L’affaire commentée commence à Monaco, par l’ouverture d’une enquête contre un avocat inscrit au barreau de Paris. Le 13 juillet 2023, une information judiciaire a été ouverte pour des faits de manquement à la probité. Les magistrats instructeurs du Rocher ont ensuite demandé aux autorités judiciaires françaises qu’une perquisition soit réalisée dans le cabinet de l’avocat mis en cause. La commission rogatoire émise par les autorités monégasques s’inscrivait dans le cadre de la convention d'entraide judiciaire en matière pénale entre la France et Monaco du 8 novembre 2005  [11]. Pour l’exécution des actes d’enquête et d’instruction, la convention prévoit l’application du principe locus regit actum, en stipulant que les demandes d'entraide sont exécutées conformément à la législation de la partie requise, sauf si la partie requérante exige des formalités et des procédures qui ne sont pas incompatibles avec le droit de la partie requise [12]. Cette exception n’était pas pertinente en l’espèce, car le régime des perquisitions des cabinets d’avocats est moins protecteur en droit monégasque qu’en droit français [13]. La principauté a d’ailleurs récemment été condamnée par la Cour européenne des droits de l’homme en raison du manque de garanties encadrant la saisie et l’exploitation du téléphone d’une avocate [14].
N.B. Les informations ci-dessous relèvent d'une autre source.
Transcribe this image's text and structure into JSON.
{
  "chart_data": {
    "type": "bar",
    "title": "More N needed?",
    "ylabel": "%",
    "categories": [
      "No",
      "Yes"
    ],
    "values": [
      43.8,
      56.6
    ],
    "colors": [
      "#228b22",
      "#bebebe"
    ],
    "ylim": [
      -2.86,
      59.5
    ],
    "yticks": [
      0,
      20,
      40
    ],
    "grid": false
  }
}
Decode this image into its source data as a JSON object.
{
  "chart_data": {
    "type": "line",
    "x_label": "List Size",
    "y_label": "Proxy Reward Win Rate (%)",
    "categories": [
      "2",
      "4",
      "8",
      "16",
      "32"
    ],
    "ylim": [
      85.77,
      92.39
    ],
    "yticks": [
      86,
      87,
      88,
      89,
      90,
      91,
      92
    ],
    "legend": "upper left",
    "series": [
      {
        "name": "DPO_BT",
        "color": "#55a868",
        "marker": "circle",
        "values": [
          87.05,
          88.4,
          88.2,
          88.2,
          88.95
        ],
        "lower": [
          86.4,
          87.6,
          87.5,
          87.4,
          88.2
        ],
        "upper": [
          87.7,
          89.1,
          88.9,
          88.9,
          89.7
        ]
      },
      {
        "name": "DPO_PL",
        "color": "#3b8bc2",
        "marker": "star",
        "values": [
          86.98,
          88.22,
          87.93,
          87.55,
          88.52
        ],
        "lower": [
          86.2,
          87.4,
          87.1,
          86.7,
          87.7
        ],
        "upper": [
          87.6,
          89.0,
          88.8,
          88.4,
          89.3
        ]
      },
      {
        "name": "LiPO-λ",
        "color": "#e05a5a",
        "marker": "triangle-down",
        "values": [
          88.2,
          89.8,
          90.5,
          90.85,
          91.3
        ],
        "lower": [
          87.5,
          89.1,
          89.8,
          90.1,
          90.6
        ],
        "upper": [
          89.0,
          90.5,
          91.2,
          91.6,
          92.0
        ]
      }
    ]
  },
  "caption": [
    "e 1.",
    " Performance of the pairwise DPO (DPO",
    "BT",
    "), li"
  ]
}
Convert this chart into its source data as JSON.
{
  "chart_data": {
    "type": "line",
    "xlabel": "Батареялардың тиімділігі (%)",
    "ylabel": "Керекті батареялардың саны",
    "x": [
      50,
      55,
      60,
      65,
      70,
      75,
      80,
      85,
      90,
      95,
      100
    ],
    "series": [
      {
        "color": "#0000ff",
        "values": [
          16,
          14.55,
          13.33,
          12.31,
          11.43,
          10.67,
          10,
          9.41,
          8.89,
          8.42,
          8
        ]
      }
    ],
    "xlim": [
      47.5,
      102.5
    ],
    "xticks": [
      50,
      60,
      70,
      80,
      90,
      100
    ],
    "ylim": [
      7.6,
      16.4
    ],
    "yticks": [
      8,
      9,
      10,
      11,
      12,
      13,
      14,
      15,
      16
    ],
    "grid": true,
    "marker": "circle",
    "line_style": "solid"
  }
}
Conformément au droit français, le juge d’instruction saisi de la demande d’entraide a demandé l’autorisation à un juge des libertés et de la détention de procéder à la perquisition des cabinets et du domicile de l’avocat mis en cause. Les opérations de perquisition ont eu lieu le 19 juillet 2023. Des oppositions contre les saisies ayant été formulées, le juge des libertés et de la détention [15] a statué sur ces contestations. Bien que l’article 56-1 du code de procédure pénale lui laisse un délai de cinq jours [16], le juge des libertés n’a rendu son ordonnance que le 6 février 2024. Sa décision a fait l’objet d’un recours par le procureur national financier et par l’avocat mis en cause. Le 12 février 2024, le président de la chambre de l’instruction de la cour d’appel de Paris a rendu une ordonnance par laquelle il a en partie réformé la décision du juge des libertés. En effet, il a prescrit que certains scellés dont la restitution avait été ordonnée soient plutôt versés au dossier. En réaction, l’avocat concerné et le Bâtonnier de l’Ordre des avocats du barreau de Paris ont chacun formé un pourvoi en cassation. Toutefois, par un arrêt du 8 avril 2025, la chambre criminelle les a déclarés non admis sur le fondement de l’article 567-1-1 du Code de procédure pénale N° Lexbase : L7791HNU. Dans ce cadre, la Cour de cassation rejette le pourvoi sans reprendre les moyens et sans motiver sa décision [17]. L’essentiel n’est donc pas là. Tout l’intérêt de la décision réside dans le fait qu’avant de déclarer le pourvoi du Bâtonnier non admis, la Chambre criminelle a statué sur sa recevabilité. Pour la première fois, elle a affirmé de manière expresse [18] que le pourvoi du Bâtonnier est recevable, car il est une partie aux instances relatives aux perquisitions en cabinet d’avocat (I) et que les décisions qui sont rendues dans ce cadre sont susceptibles de lui faire grief (II).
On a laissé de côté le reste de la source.